Challenging the Law: The law has been challenged on the ground that:
- It bars judicial review, which is a basic feature of the Constitution,
- It imposes an arbitrary irrational retrospective cutoff date
- It abridges the right to religion of Hindus, Jains, Buddhists and Sikhs.
Other Criticisms
- It was passed in the most undemocratic of manners possible, without any regard for fundamental rights of affected parties, in particular the right of formerly colonised indigenous communities to seek reclamation of occupied religious cum civilisational sites”
What has the Supreme Court said on the status freeze?
- In its final verdict on the Ayodhya dispute, the Supreme Court had observed that the Act “imposes a non-derogable obligation towards enforcing our commitment to secularism”.
- The court went on to say: “Non-retrogression is a foundational feature of the fundamental constitutional principles, of which secularism is a core component.”
- The court described the law as one that preserved secularism by not permitting the status of a place of worship to be altered after Independence.
- In words of caution against further attempts to change the character of a place of worship, the five-judge Bench said, “Historical wrongs cannot be remedied by the people taking the law in their own hands.

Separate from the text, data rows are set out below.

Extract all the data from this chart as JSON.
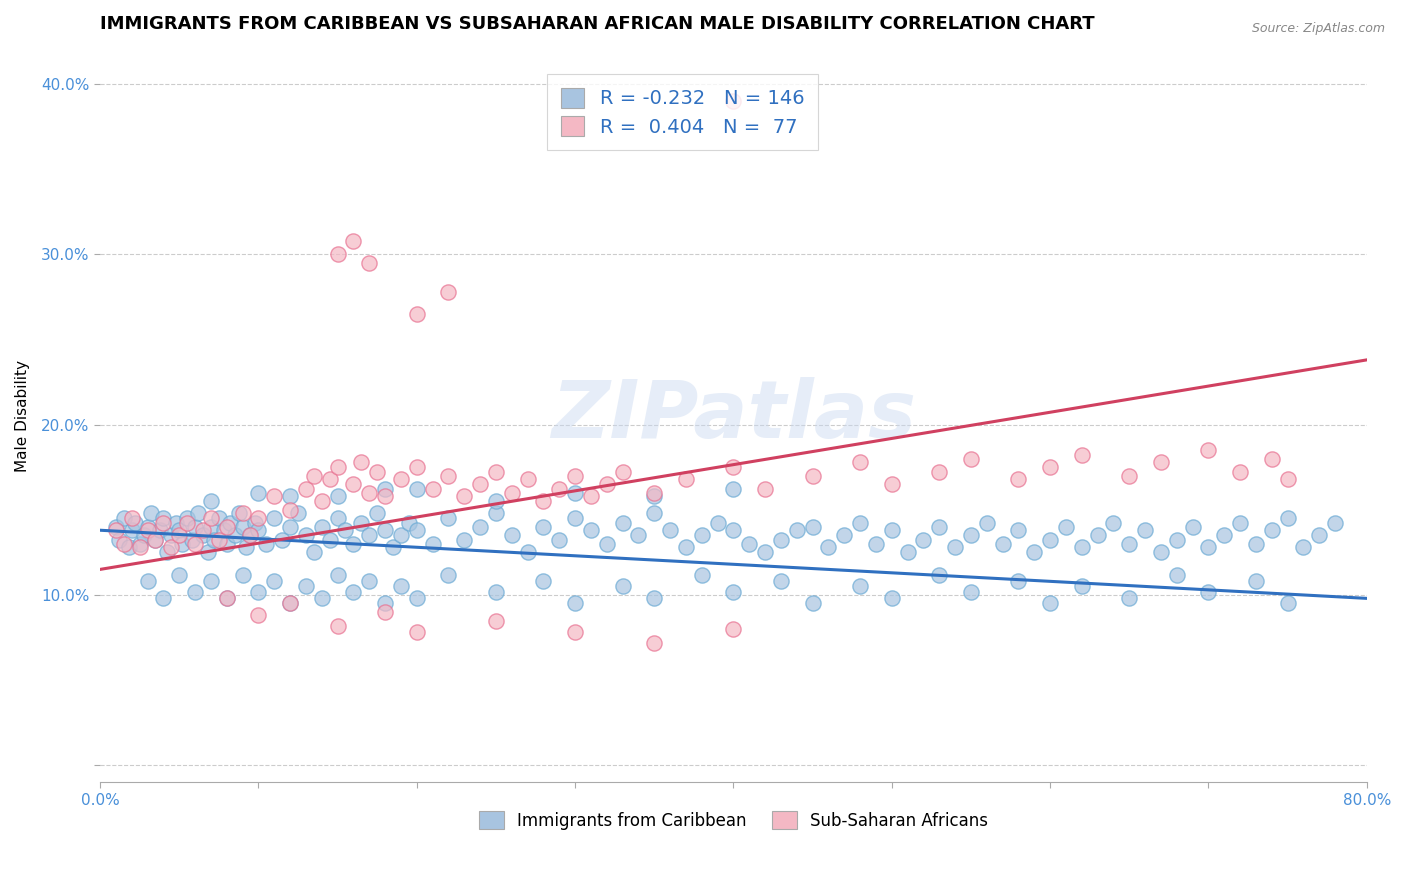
{
  "title": "IMMIGRANTS FROM CARIBBEAN VS SUBSAHARAN AFRICAN MALE DISABILITY CORRELATION CHART",
  "source": "Source: ZipAtlas.com",
  "ylabel": "Male Disability",
  "watermark": "ZIPatlas",
  "xlim": [
    0.0,
    0.8
  ],
  "ylim": [
    -0.01,
    0.42
  ],
  "xticks": [
    0.0,
    0.1,
    0.2,
    0.3,
    0.4,
    0.5,
    0.6,
    0.7,
    0.8
  ],
  "yticks": [
    0.0,
    0.1,
    0.2,
    0.3,
    0.4
  ],
  "blue_R": -0.232,
  "blue_N": 146,
  "pink_R": 0.404,
  "pink_N": 77,
  "blue_color": "#a8c4e0",
  "blue_edge_color": "#6aaad4",
  "pink_color": "#f4b8c4",
  "pink_edge_color": "#e87090",
  "blue_line_color": "#3070c0",
  "pink_line_color": "#d04060",
  "legend_label_blue": "Immigrants from Caribbean",
  "legend_label_pink": "Sub-Saharan Africans",
  "title_fontsize": 13,
  "axis_label_fontsize": 11,
  "tick_fontsize": 11,
  "blue_trendline": [
    [
      0.0,
      0.138
    ],
    [
      0.8,
      0.098
    ]
  ],
  "pink_trendline": [
    [
      0.0,
      0.115
    ],
    [
      0.8,
      0.238
    ]
  ],
  "blue_scatter": [
    [
      0.01,
      0.14
    ],
    [
      0.012,
      0.132
    ],
    [
      0.015,
      0.145
    ],
    [
      0.018,
      0.128
    ],
    [
      0.02,
      0.138
    ],
    [
      0.022,
      0.142
    ],
    [
      0.025,
      0.13
    ],
    [
      0.028,
      0.135
    ],
    [
      0.03,
      0.14
    ],
    [
      0.032,
      0.148
    ],
    [
      0.035,
      0.132
    ],
    [
      0.038,
      0.138
    ],
    [
      0.04,
      0.145
    ],
    [
      0.042,
      0.125
    ],
    [
      0.045,
      0.135
    ],
    [
      0.048,
      0.142
    ],
    [
      0.05,
      0.138
    ],
    [
      0.052,
      0.13
    ],
    [
      0.055,
      0.145
    ],
    [
      0.058,
      0.132
    ],
    [
      0.06,
      0.14
    ],
    [
      0.062,
      0.148
    ],
    [
      0.065,
      0.135
    ],
    [
      0.068,
      0.125
    ],
    [
      0.07,
      0.14
    ],
    [
      0.072,
      0.132
    ],
    [
      0.075,
      0.145
    ],
    [
      0.078,
      0.138
    ],
    [
      0.08,
      0.13
    ],
    [
      0.082,
      0.142
    ],
    [
      0.085,
      0.135
    ],
    [
      0.088,
      0.148
    ],
    [
      0.09,
      0.14
    ],
    [
      0.092,
      0.128
    ],
    [
      0.095,
      0.135
    ],
    [
      0.098,
      0.142
    ],
    [
      0.1,
      0.138
    ],
    [
      0.105,
      0.13
    ],
    [
      0.11,
      0.145
    ],
    [
      0.115,
      0.132
    ],
    [
      0.12,
      0.14
    ],
    [
      0.125,
      0.148
    ],
    [
      0.13,
      0.135
    ],
    [
      0.135,
      0.125
    ],
    [
      0.14,
      0.14
    ],
    [
      0.145,
      0.132
    ],
    [
      0.15,
      0.145
    ],
    [
      0.155,
      0.138
    ],
    [
      0.16,
      0.13
    ],
    [
      0.165,
      0.142
    ],
    [
      0.17,
      0.135
    ],
    [
      0.175,
      0.148
    ],
    [
      0.18,
      0.138
    ],
    [
      0.185,
      0.128
    ],
    [
      0.19,
      0.135
    ],
    [
      0.195,
      0.142
    ],
    [
      0.2,
      0.138
    ],
    [
      0.21,
      0.13
    ],
    [
      0.22,
      0.145
    ],
    [
      0.23,
      0.132
    ],
    [
      0.24,
      0.14
    ],
    [
      0.25,
      0.148
    ],
    [
      0.26,
      0.135
    ],
    [
      0.27,
      0.125
    ],
    [
      0.28,
      0.14
    ],
    [
      0.29,
      0.132
    ],
    [
      0.3,
      0.145
    ],
    [
      0.31,
      0.138
    ],
    [
      0.32,
      0.13
    ],
    [
      0.33,
      0.142
    ],
    [
      0.34,
      0.135
    ],
    [
      0.35,
      0.148
    ],
    [
      0.36,
      0.138
    ],
    [
      0.37,
      0.128
    ],
    [
      0.38,
      0.135
    ],
    [
      0.39,
      0.142
    ],
    [
      0.4,
      0.138
    ],
    [
      0.41,
      0.13
    ],
    [
      0.42,
      0.125
    ],
    [
      0.43,
      0.132
    ],
    [
      0.44,
      0.138
    ],
    [
      0.45,
      0.14
    ],
    [
      0.46,
      0.128
    ],
    [
      0.47,
      0.135
    ],
    [
      0.48,
      0.142
    ],
    [
      0.49,
      0.13
    ],
    [
      0.5,
      0.138
    ],
    [
      0.51,
      0.125
    ],
    [
      0.52,
      0.132
    ],
    [
      0.53,
      0.14
    ],
    [
      0.54,
      0.128
    ],
    [
      0.55,
      0.135
    ],
    [
      0.56,
      0.142
    ],
    [
      0.57,
      0.13
    ],
    [
      0.58,
      0.138
    ],
    [
      0.59,
      0.125
    ],
    [
      0.6,
      0.132
    ],
    [
      0.61,
      0.14
    ],
    [
      0.62,
      0.128
    ],
    [
      0.63,
      0.135
    ],
    [
      0.64,
      0.142
    ],
    [
      0.65,
      0.13
    ],
    [
      0.66,
      0.138
    ],
    [
      0.67,
      0.125
    ],
    [
      0.68,
      0.132
    ],
    [
      0.69,
      0.14
    ],
    [
      0.7,
      0.128
    ],
    [
      0.71,
      0.135
    ],
    [
      0.72,
      0.142
    ],
    [
      0.73,
      0.13
    ],
    [
      0.74,
      0.138
    ],
    [
      0.75,
      0.145
    ],
    [
      0.76,
      0.128
    ],
    [
      0.77,
      0.135
    ],
    [
      0.78,
      0.142
    ],
    [
      0.03,
      0.108
    ],
    [
      0.04,
      0.098
    ],
    [
      0.05,
      0.112
    ],
    [
      0.06,
      0.102
    ],
    [
      0.07,
      0.108
    ],
    [
      0.08,
      0.098
    ],
    [
      0.09,
      0.112
    ],
    [
      0.1,
      0.102
    ],
    [
      0.11,
      0.108
    ],
    [
      0.12,
      0.095
    ],
    [
      0.13,
      0.105
    ],
    [
      0.14,
      0.098
    ],
    [
      0.15,
      0.112
    ],
    [
      0.16,
      0.102
    ],
    [
      0.17,
      0.108
    ],
    [
      0.18,
      0.095
    ],
    [
      0.19,
      0.105
    ],
    [
      0.2,
      0.098
    ],
    [
      0.22,
      0.112
    ],
    [
      0.25,
      0.102
    ],
    [
      0.28,
      0.108
    ],
    [
      0.3,
      0.095
    ],
    [
      0.33,
      0.105
    ],
    [
      0.35,
      0.098
    ],
    [
      0.38,
      0.112
    ],
    [
      0.4,
      0.102
    ],
    [
      0.43,
      0.108
    ],
    [
      0.45,
      0.095
    ],
    [
      0.48,
      0.105
    ],
    [
      0.5,
      0.098
    ],
    [
      0.53,
      0.112
    ],
    [
      0.55,
      0.102
    ],
    [
      0.58,
      0.108
    ],
    [
      0.6,
      0.095
    ],
    [
      0.62,
      0.105
    ],
    [
      0.65,
      0.098
    ],
    [
      0.68,
      0.112
    ],
    [
      0.7,
      0.102
    ],
    [
      0.73,
      0.108
    ],
    [
      0.75,
      0.095
    ],
    [
      0.1,
      0.16
    ],
    [
      0.15,
      0.158
    ],
    [
      0.2,
      0.162
    ],
    [
      0.25,
      0.155
    ],
    [
      0.3,
      0.16
    ],
    [
      0.35,
      0.158
    ],
    [
      0.4,
      0.162
    ],
    [
      0.07,
      0.155
    ],
    [
      0.12,
      0.158
    ],
    [
      0.18,
      0.162
    ]
  ],
  "pink_scatter": [
    [
      0.01,
      0.138
    ],
    [
      0.015,
      0.13
    ],
    [
      0.02,
      0.145
    ],
    [
      0.025,
      0.128
    ],
    [
      0.03,
      0.138
    ],
    [
      0.035,
      0.132
    ],
    [
      0.04,
      0.142
    ],
    [
      0.045,
      0.128
    ],
    [
      0.05,
      0.135
    ],
    [
      0.055,
      0.142
    ],
    [
      0.06,
      0.13
    ],
    [
      0.065,
      0.138
    ],
    [
      0.07,
      0.145
    ],
    [
      0.075,
      0.132
    ],
    [
      0.08,
      0.14
    ],
    [
      0.09,
      0.148
    ],
    [
      0.095,
      0.135
    ],
    [
      0.1,
      0.145
    ],
    [
      0.11,
      0.158
    ],
    [
      0.12,
      0.15
    ],
    [
      0.13,
      0.162
    ],
    [
      0.135,
      0.17
    ],
    [
      0.14,
      0.155
    ],
    [
      0.145,
      0.168
    ],
    [
      0.15,
      0.175
    ],
    [
      0.16,
      0.165
    ],
    [
      0.165,
      0.178
    ],
    [
      0.17,
      0.16
    ],
    [
      0.175,
      0.172
    ],
    [
      0.18,
      0.158
    ],
    [
      0.19,
      0.168
    ],
    [
      0.2,
      0.175
    ],
    [
      0.21,
      0.162
    ],
    [
      0.22,
      0.17
    ],
    [
      0.23,
      0.158
    ],
    [
      0.24,
      0.165
    ],
    [
      0.25,
      0.172
    ],
    [
      0.26,
      0.16
    ],
    [
      0.27,
      0.168
    ],
    [
      0.28,
      0.155
    ],
    [
      0.29,
      0.162
    ],
    [
      0.3,
      0.17
    ],
    [
      0.31,
      0.158
    ],
    [
      0.32,
      0.165
    ],
    [
      0.33,
      0.172
    ],
    [
      0.35,
      0.16
    ],
    [
      0.37,
      0.168
    ],
    [
      0.4,
      0.175
    ],
    [
      0.42,
      0.162
    ],
    [
      0.45,
      0.17
    ],
    [
      0.48,
      0.178
    ],
    [
      0.5,
      0.165
    ],
    [
      0.53,
      0.172
    ],
    [
      0.55,
      0.18
    ],
    [
      0.58,
      0.168
    ],
    [
      0.6,
      0.175
    ],
    [
      0.62,
      0.182
    ],
    [
      0.65,
      0.17
    ],
    [
      0.67,
      0.178
    ],
    [
      0.7,
      0.185
    ],
    [
      0.72,
      0.172
    ],
    [
      0.74,
      0.18
    ],
    [
      0.75,
      0.168
    ],
    [
      0.08,
      0.098
    ],
    [
      0.1,
      0.088
    ],
    [
      0.12,
      0.095
    ],
    [
      0.15,
      0.082
    ],
    [
      0.18,
      0.09
    ],
    [
      0.2,
      0.078
    ],
    [
      0.25,
      0.085
    ],
    [
      0.3,
      0.078
    ],
    [
      0.35,
      0.072
    ],
    [
      0.4,
      0.08
    ],
    [
      0.15,
      0.3
    ],
    [
      0.16,
      0.308
    ],
    [
      0.17,
      0.295
    ],
    [
      0.2,
      0.265
    ],
    [
      0.22,
      0.278
    ],
    [
      0.4,
      0.39
    ]
  ]
}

- In preserving the character of places of public worship, Parliament has mandated in no uncertain terms that history and its wrongs shall not be used as instruments to oppress the present and the future.”
Way Ahead
- Every religious community must be brought into confidence that their places of worship would be preserved and that their character would not be altered.
- At the same time, this law should not bar judicial review, which is a basic feature of the Constitution.